3. theater producing or performing plays: the performance, production, or writing of plays considered as a job, activity, or subject to be studied

4. exciting event: a real-life event or situation that is particularly exciting or emotionally involving the drama of the trapped climbers

5. dramatic events or quality: exciting, tense, and gripping events and actions, or an exciting, tense, and gripping quality, either in a work of art or in a real-life situation

an evening full of drama [Early 16th century. Via late Latin < Greek, "play, deed" < dran "do"] Copied from MSN Encarta

            After looking across the definition of this word, try to compare it to the context in which you have heard it applied. I have seen many a person make a grandiose display of a small problem. Whenever you find someone who has this trait, you often feel you are at the grand opening of a play. Jeff Foxworthy might call this “Making a mountain out of a mole hill”. Presenting a situation in such a manner that it could be made into a mini series or a “soap box opera” could be called drama. A young teenage girl that elaborates over the problem of deciding to wear the pumps instead of the sandals could be called a “teenage drama queen”.
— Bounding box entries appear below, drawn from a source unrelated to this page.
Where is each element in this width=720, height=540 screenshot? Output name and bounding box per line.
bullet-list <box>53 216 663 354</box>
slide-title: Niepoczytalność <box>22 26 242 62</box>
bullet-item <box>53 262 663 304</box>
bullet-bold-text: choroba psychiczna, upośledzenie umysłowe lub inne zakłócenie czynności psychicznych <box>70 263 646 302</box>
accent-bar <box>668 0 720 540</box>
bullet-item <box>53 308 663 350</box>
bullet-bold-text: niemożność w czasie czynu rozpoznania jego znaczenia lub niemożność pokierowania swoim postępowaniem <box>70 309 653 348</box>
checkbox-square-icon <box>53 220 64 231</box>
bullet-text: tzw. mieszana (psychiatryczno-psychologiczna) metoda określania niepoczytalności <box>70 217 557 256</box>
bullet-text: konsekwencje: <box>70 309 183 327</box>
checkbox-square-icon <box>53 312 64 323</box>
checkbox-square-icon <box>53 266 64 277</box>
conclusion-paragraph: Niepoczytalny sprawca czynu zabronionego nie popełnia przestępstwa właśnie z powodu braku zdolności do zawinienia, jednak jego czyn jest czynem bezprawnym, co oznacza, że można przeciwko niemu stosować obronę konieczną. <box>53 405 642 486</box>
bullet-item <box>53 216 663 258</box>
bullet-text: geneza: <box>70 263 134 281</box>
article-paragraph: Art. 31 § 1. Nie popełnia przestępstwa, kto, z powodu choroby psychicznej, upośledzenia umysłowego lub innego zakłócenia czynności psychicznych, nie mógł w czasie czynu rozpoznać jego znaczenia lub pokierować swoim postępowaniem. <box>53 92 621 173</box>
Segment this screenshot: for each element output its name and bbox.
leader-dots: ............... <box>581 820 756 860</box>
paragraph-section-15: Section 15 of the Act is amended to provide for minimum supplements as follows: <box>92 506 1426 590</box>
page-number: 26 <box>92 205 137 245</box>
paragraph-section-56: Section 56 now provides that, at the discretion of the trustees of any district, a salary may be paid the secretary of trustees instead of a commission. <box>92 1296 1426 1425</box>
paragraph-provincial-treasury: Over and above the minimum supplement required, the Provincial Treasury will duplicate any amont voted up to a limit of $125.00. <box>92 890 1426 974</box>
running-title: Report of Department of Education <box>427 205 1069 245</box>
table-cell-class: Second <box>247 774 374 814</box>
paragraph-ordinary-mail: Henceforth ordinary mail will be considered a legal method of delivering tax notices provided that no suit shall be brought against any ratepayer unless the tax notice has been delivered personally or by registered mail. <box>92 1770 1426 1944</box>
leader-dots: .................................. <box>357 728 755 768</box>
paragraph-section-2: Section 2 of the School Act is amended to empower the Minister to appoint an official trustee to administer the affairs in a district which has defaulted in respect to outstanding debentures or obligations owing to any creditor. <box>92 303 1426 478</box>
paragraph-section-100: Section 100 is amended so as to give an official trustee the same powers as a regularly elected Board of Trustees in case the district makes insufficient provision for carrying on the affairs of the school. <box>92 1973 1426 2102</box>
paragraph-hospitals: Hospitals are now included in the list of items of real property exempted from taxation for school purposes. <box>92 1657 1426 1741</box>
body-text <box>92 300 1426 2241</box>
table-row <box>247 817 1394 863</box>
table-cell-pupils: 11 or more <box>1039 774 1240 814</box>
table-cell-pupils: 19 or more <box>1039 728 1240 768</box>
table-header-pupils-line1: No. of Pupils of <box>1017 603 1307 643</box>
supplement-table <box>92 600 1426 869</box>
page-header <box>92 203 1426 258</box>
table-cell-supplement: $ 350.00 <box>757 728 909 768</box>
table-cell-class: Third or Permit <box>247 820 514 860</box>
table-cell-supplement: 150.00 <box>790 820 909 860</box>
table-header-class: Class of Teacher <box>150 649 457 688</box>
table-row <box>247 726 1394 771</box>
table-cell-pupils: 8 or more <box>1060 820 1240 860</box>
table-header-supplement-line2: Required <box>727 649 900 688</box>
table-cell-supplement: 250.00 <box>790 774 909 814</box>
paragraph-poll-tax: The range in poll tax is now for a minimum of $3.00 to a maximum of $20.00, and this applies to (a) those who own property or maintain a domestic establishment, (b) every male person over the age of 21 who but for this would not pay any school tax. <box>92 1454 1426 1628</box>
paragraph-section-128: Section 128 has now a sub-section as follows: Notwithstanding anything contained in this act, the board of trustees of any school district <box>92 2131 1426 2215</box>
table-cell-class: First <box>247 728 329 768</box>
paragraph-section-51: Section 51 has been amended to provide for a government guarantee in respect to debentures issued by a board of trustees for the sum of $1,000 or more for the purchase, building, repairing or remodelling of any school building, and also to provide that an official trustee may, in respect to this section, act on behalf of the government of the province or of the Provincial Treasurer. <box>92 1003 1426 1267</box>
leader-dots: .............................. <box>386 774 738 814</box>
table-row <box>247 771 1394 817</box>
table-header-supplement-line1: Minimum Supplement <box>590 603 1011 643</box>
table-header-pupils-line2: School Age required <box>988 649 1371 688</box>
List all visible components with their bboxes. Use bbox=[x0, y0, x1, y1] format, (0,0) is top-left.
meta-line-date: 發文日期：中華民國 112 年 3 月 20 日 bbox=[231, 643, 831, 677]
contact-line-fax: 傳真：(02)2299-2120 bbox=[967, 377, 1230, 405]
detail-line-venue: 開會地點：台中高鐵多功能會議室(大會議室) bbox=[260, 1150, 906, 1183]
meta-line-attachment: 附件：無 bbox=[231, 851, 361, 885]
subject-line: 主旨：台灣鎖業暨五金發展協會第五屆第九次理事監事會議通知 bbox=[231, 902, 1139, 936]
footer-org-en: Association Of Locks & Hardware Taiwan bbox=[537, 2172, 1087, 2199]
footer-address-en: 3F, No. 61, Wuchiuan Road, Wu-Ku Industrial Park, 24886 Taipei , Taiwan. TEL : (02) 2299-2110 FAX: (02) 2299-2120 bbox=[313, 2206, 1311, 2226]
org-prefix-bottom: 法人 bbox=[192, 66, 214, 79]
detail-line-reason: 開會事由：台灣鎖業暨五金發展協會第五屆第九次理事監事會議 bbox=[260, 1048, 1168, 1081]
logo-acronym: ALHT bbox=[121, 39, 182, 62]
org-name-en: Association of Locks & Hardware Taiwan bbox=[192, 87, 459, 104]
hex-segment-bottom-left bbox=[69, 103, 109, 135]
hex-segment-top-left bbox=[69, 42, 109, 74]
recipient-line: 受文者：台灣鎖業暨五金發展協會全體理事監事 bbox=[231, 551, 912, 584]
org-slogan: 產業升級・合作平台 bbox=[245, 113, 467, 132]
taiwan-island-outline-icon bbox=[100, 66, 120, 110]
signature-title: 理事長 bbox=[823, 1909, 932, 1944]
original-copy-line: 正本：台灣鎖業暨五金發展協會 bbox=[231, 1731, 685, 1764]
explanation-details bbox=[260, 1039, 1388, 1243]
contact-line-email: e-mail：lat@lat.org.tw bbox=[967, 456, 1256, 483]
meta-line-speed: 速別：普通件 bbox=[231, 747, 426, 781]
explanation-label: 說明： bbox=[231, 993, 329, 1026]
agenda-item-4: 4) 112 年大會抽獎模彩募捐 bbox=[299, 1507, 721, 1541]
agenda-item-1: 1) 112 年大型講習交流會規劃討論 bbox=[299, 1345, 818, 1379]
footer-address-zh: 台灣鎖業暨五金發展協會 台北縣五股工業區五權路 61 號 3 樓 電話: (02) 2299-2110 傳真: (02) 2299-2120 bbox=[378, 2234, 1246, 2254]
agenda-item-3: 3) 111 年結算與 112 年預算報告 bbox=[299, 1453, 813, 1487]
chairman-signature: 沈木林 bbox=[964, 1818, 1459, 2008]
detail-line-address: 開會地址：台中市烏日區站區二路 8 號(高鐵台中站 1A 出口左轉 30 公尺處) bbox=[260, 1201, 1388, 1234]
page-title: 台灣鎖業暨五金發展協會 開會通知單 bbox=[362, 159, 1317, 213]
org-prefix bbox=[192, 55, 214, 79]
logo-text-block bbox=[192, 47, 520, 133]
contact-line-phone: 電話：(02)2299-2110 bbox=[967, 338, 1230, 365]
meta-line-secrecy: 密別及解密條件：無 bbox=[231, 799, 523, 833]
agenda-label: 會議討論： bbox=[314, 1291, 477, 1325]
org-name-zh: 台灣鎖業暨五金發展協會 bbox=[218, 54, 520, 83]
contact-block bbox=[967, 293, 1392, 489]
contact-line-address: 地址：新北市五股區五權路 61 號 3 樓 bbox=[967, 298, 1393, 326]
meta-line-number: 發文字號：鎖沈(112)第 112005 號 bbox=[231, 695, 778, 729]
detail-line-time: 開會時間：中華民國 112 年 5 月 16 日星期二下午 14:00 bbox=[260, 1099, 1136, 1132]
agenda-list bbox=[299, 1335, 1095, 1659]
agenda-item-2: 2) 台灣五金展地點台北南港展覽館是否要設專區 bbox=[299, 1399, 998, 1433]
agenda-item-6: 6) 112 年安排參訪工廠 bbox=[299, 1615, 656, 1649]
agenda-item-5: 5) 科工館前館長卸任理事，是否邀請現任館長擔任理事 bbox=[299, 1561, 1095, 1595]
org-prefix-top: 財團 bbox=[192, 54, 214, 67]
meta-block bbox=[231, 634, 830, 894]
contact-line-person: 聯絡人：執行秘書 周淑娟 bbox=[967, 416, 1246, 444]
            Yet whenever you use the word drama to escape the unpleasant side of being a friend or partner realize what you are doing. Do not use a word or a phrase to mask your selfishness or shortcomings. In this book, you will find another reference to drama. It is extremely important to differentiate between the true meaning and the grossly misused implication. As in the case of the couple mentioned before, it was used so the man did not have to contribute the same courtesies extended to him by his mate. He used the threat of “Leaving the problems (hence her drama) and living on a deserted island” as a threat of alienation if he become too stressed. The dreaded word “Drama was used to describe the heartache life’s problems had inflicted upon his companion. This would keep him from having to deal with give and take of a true functional relationship.

            Avoid at all cost the pitfalls of becoming selfish in any relationship. Life has its ups and downs, its good and bad, its problems and its blessings. At some points in everyone’s life they will have more problems than usual. It is then a true friend will be there to listen and console not shirk and degrade. As I have stated many times – be a friend so you can have a friend. Do not take without giving or degrade and belittle someone’s problems. Instead add to the world and give what someday you may need to receive.

            Rip away the illusions and face who you are. It is not all about you – it is about loving and giving to others and it will return to you.

                        How beautiful it would be to see man wrestle with his illusions and vanquish them."